Serious Proustophiles might take exception to such irreverent treatment, but for the rest of us it provides an excellent introduction to the master’s ideas. Despite its jokey format, de Botton is enraptured by Proust and makes a convincing case for him as a matchless sage on all human affairs.
Proust, as is well known, was very odd: nocturnal and a hypochondriac. Why heed him? Because, according to de Botton, the strange facts of his life in no way diminish his wisdom. In the best chapter here, How To Suffer Successfully, he outlines a powerful case for Proust’s unhappy lifestyle. “It is worth pointing out that feeling things (which usually means feeling them painfully) is at some level linked to the acquisitions of knowledge,” he writes.
“Proust’s misfortunes should not be allowed to cast doubt on the validity of his ideas – his suffering is the perfect precondition for insights.” By extension of which, he concluded, the best doctor to visit would be the one who has most often been ill.
As well as advice gleaned from Proust’s writing, this book is peppered with anecdotes from his life.
His one hilarious encounter with James Joyce, at the Paris Ritz in 1922, was remembered thus by Joyce: “Our talk consisted solely of the word ‘non.’ Proust asked me if I knew the work of so-and-so. I said ‘non.’ Our hostess asked Proust if he had read such and such a piece of Ulysses. Proust said ‘non.’ And so on.” So much for the meeting of the two most original writers of the past hundred years.

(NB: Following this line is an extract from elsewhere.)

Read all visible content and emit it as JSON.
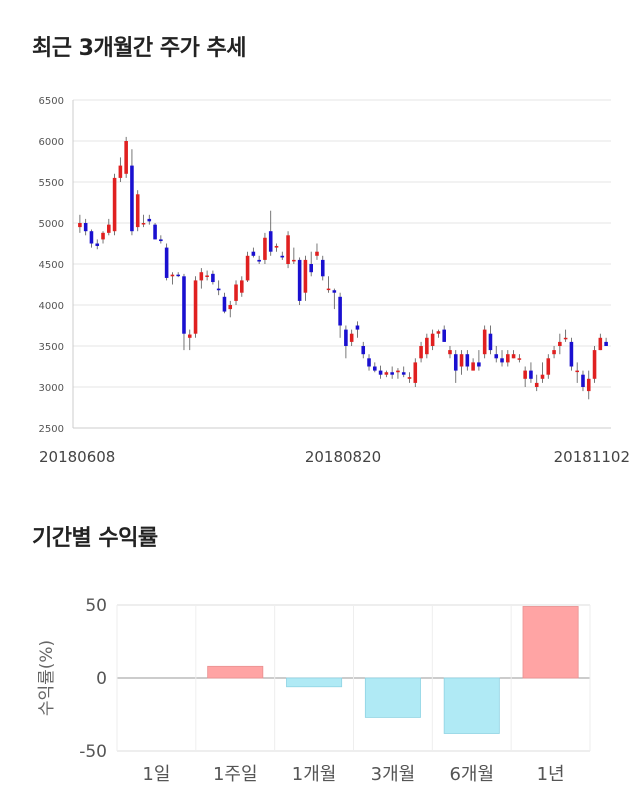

Serious Lit crate (and this is not a trivial book) was never so light or amusing. In the final chapter, de Botton cautions against the kind of literary tourism which makes us flock to visit sights depicted in books: “A genuine homage to Proust would be to look at our world with his eyes not to look at his world through our eyes.”
It is high praise to say that he succeeds in enabling us to do so.